Легат прислушался. За треском ветвей в костре, за гулом и воем рвущегося к небу огня, послышался ему заунывный многоголосый вой, и от этого воя мороз подирал по коже возле жарко дышащего костра – так воют звери перед смертью.
* * *– Гасите огонь! Где вода! – кричал Децебал, глядя на фонтан пламени, что поднимался за южной стеной.
Защитники, из тех, кто уцелел, в большинстве своем обожженные, отбежали подальше и теперь наблюдали, как за стеной крепости встает, колеблясь, оранжевая стена огня. Искры вовсю летели внутрь на крыши, уже в нескольких местах занялся пожар.

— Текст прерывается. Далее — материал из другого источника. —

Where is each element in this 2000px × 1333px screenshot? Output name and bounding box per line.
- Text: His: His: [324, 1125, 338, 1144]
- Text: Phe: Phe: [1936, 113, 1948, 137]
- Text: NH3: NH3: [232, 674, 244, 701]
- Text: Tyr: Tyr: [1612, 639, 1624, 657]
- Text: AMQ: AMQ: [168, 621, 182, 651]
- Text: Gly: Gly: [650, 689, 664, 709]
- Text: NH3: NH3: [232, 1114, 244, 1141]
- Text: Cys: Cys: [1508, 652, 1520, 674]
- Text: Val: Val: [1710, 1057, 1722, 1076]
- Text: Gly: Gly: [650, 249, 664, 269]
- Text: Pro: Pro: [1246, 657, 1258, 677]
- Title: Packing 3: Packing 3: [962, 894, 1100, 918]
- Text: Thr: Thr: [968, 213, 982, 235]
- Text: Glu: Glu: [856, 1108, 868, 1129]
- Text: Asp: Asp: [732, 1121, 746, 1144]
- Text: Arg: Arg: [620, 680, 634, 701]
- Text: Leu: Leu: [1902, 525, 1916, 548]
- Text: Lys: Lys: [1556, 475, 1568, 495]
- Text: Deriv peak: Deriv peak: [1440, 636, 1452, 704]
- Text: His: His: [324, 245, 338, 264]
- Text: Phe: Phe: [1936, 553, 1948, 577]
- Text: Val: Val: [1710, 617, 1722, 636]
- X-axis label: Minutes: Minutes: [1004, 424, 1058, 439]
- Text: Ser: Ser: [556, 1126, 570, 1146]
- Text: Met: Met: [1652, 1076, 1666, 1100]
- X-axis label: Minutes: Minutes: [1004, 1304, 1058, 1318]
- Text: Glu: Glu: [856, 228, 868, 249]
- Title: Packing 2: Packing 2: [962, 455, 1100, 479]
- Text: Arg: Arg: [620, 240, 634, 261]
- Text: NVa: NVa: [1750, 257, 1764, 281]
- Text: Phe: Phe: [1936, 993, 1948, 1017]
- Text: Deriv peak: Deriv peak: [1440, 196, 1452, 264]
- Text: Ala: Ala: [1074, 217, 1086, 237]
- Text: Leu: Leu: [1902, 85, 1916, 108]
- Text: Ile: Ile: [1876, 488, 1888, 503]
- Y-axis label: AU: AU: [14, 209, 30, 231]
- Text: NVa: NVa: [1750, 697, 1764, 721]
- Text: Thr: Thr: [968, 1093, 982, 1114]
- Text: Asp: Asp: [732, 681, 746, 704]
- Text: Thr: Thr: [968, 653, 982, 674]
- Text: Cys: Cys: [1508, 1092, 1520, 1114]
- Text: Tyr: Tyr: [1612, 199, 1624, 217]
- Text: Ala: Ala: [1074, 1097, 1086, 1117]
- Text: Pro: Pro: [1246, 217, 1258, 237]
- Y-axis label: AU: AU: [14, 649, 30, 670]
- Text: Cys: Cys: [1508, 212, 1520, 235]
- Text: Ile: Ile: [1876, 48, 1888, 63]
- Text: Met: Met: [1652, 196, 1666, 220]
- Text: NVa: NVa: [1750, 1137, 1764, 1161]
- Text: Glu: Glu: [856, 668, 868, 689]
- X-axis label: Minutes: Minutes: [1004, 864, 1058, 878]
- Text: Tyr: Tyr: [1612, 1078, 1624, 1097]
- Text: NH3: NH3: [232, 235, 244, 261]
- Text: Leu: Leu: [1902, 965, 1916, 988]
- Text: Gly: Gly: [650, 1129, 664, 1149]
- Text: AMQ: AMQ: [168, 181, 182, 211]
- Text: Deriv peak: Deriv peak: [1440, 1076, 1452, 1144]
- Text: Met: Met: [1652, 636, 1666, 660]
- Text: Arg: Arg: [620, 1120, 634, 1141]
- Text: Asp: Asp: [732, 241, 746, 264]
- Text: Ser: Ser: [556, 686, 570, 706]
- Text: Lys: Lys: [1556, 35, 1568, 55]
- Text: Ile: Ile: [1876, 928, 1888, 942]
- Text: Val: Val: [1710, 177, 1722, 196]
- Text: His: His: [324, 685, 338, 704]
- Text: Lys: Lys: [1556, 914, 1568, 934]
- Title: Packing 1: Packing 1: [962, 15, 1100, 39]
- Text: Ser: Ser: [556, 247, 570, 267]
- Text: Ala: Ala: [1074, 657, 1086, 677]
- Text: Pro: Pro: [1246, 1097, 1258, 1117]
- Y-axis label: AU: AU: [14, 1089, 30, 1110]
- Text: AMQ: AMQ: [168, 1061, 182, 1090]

– Воды нет! Вчера римский лазутчик поднялся в сакральную зону и сломал водопровод, что подавал нам в крепость воду. Мерзавца убили, но воды нет! – Бицилис, говоря это царю, задыхался от праведного гнева.
И хотя задыхался он очень правдоподобно, на самом деле трубу, подающую воду из сакральной зоны, сломал сам Бицилис. «Лазутчика» изобразил один из римлян-дезертиров, его голову, обезображенную до неузнаваемости, насадили на кол в назидание римлянам (так думали почти все в крепости). На самом деле так Бицилис подавал знак: приказание Траяна выполнено.
Несмотря на большие потери в городе все еще оставалось много народу. Правда, после убийственного сражения в долине, в основном это были женщины и дети. Воду для питья теперь таскали от источника ведрами – и все равно всем не хватало – людям, и в особенности животным: цистерна для воды была пуста: уже три дня как не было ни одного дождя, и только роса по утрам давала немного влаги. О том, чтобы гасить пламя, не могло быть и речи.